THE first generation Toledo was so dull I can hardly remember one single thing that stood out -- good, bad or indifferent.
Peculiar when you consider that it was the launch pad for the now VW-owned brand.
There should have been fireworks back in 1991 celebrating the birth of an exciting new era in automotive world -- mixing German excellence with fiery Spanish design.
Instead of exploding onto the scene it emerged with a reluctant splutter and faded almost as quickly.
A great shame considering it was built on the same platform as the MKII Golf and was more spacious than the much pricier Jetta/Vento.
Sales were sluggish and the Toledo remained pretty much unchanged from 91-98, bar the addition of new engines.
Then came the Toledo MkII -- a total role reversal of the previous eight years.
This new offering was much closer to what had been originally envisaged and it was agreed that it would be built in Audi's plant in Belgium and not Spain.
In fact, the really only trace of Spanishness remained on the boot lid in the guise of the logo and the Iberian place name.

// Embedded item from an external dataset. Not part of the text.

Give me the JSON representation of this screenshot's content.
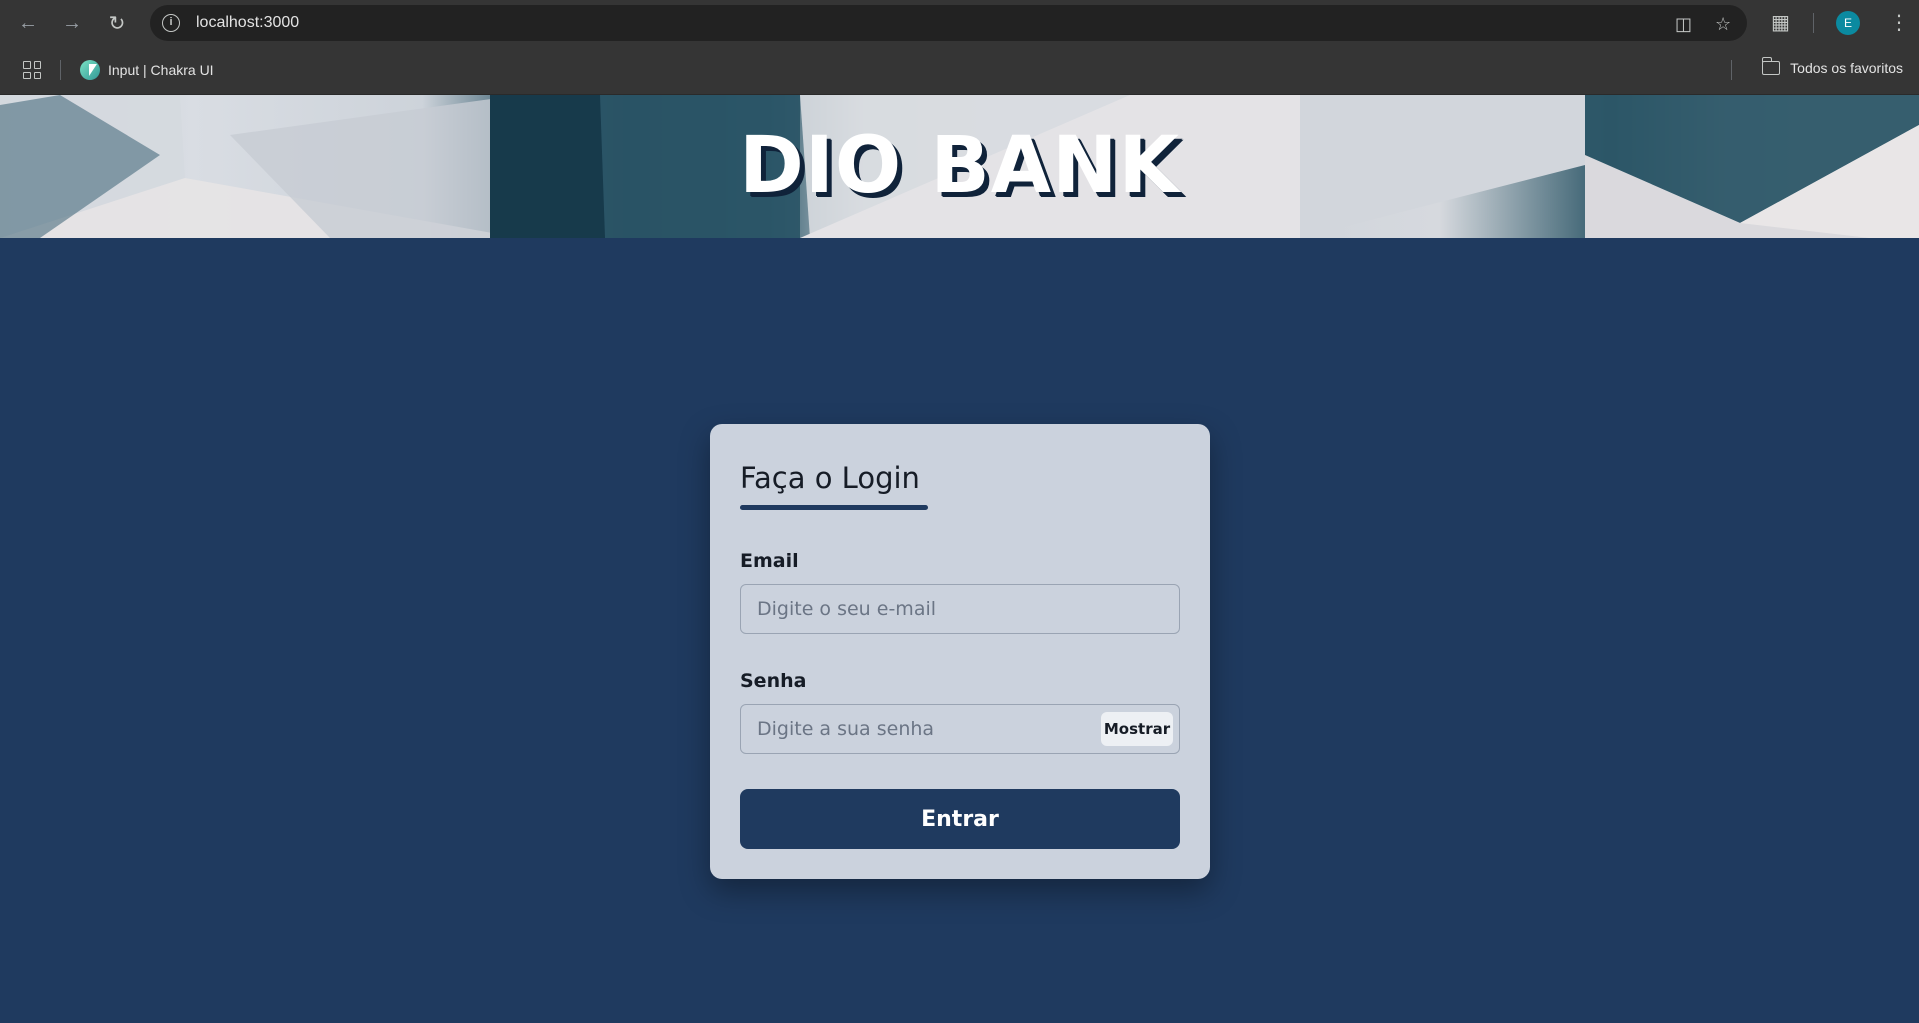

The chassis was that of the MkIV Bora, the dash was straight out of the previous generation Audi A3 and the switch gear from the Skoda Octavia.

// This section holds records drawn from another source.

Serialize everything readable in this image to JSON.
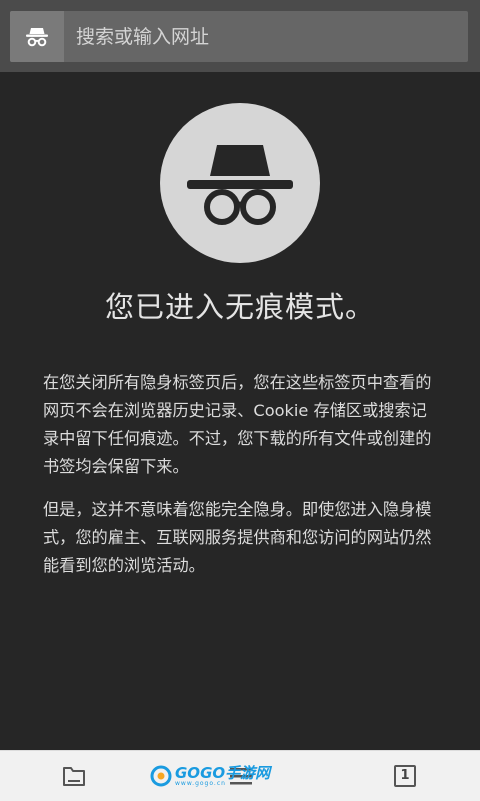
{
  "toolbar": {
    "url_placeholder": "搜索或输入网址",
    "incognito_icon": "incognito-icon"
  },
  "main": {
    "heading": "您已进入无痕模式。",
    "paragraph1": "在您关闭所有隐身标签页后，您在这些标签页中查看的网页不会在浏览器历史记录、Cookie 存储区或搜索记录中留下任何痕迹。不过，您下载的所有文件或创建的书签均会保留下来。",
    "paragraph2": "但是，这并不意味着您能完全隐身。即使您进入隐身模式，您的雇主、互联网服务提供商和您访问的网站仍然能看到您的浏览活动。"
  },
  "bottom_bar": {
    "tab_count": "1",
    "items": [
      "folder-icon",
      "menu-icon",
      "tabs-icon"
    ]
  },
  "watermark": {
    "text": "GOGO手游网",
    "subtext": "www.gogo.cn"
  },
  "colors": {
    "background": "#262626",
    "toolbar": "#4b4b4b",
    "urlbox": "#666666",
    "bottom_bar": "#f1f1f1",
    "watermark": "#1a9be0"
  }
}
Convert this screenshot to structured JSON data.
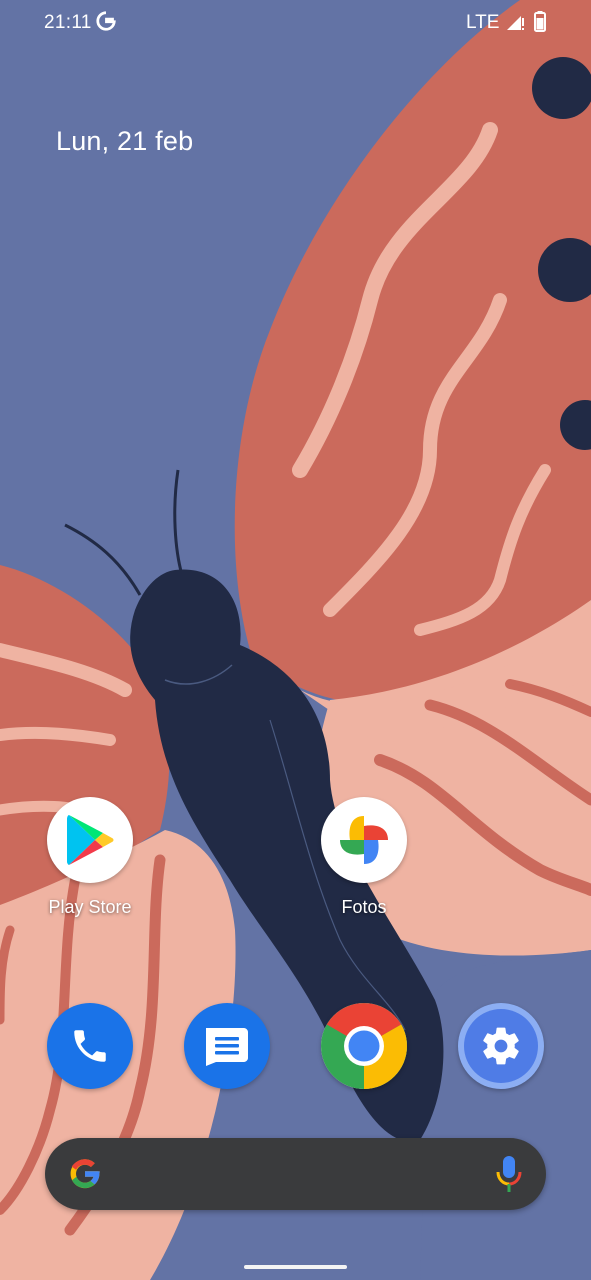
{
  "status_bar": {
    "time": "21:11",
    "network": "LTE",
    "icons": [
      "google-g-icon",
      "signal-icon",
      "battery-icon"
    ]
  },
  "date_widget": {
    "text": "Lun, 21 feb"
  },
  "apps": [
    {
      "label": "Play Store",
      "icon": "play-store-icon"
    },
    {
      "label": "Fotos",
      "icon": "photos-icon"
    }
  ],
  "dock": [
    {
      "app": "phone",
      "icon": "phone-icon",
      "color": "#1A73E8"
    },
    {
      "app": "messages",
      "icon": "messages-icon",
      "color": "#1A73E8"
    },
    {
      "app": "chrome",
      "icon": "chrome-icon",
      "color": "#ffffff"
    },
    {
      "app": "settings",
      "icon": "settings-gear-icon",
      "color": "#4F7CE6"
    }
  ],
  "search_bar": {
    "icons": [
      "google-g-icon",
      "microphone-icon"
    ]
  },
  "colors": {
    "wallpaper_background": "#6373A5",
    "wing_red": "#CB6A5C",
    "wing_pink": "#EFB3A2",
    "butterfly_body": "#212A45",
    "search_bar": "#3A3B3D"
  }
}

All the ingredients of a runaway success?
No so I'm afraid.
It was priced to go head-to-head with the Mondeo and Vectra instead of the Golf and Focus which proved to be far too expensive for the cash-savvy Irish punter.
Now in it's fourth generation (the third morphed into the Altea) and SEAT think they have finally cracked it.
The sleek new design makes it look like a conventional saloon, but it is in fact a hatchback and a big one at that. Sitting at nearly 4.5 metres long, she is almost as long as a Skoda Octavia and longer than the Ford C-Max.
Inside you can feel the quality and everything is rock solid if not a tad bland especially the over-use of hard plastics. On the up side, there is bags of room on board with excellent head and elbow space for this six footer.
But it's in the rear where the Toledo starts to shine with what can only be described as a gargantuan boot. It offers 550litres of space (200 more than the current Leon) and with the split folding rear seats down can be trebled.
Twin that to a gutsy 1.6 litre, 105bhp diesel unit that returns 65mpg while keeping emissions at just 114g/km -- meaning annual road tax of just €190 -- and you'll be soon feeling pretty good about yourself.
Standard kit on the Style (€22,490) includes 16 inch alloys, cruise control, air con, leather multi function steering, Bluetooth & USB connectivity, electric windows all round, cornering fog lamps and onboard computer.
A good drive but more importantly, bloody good value for money.
Prices for the Toledo 1.2L start at €18,260.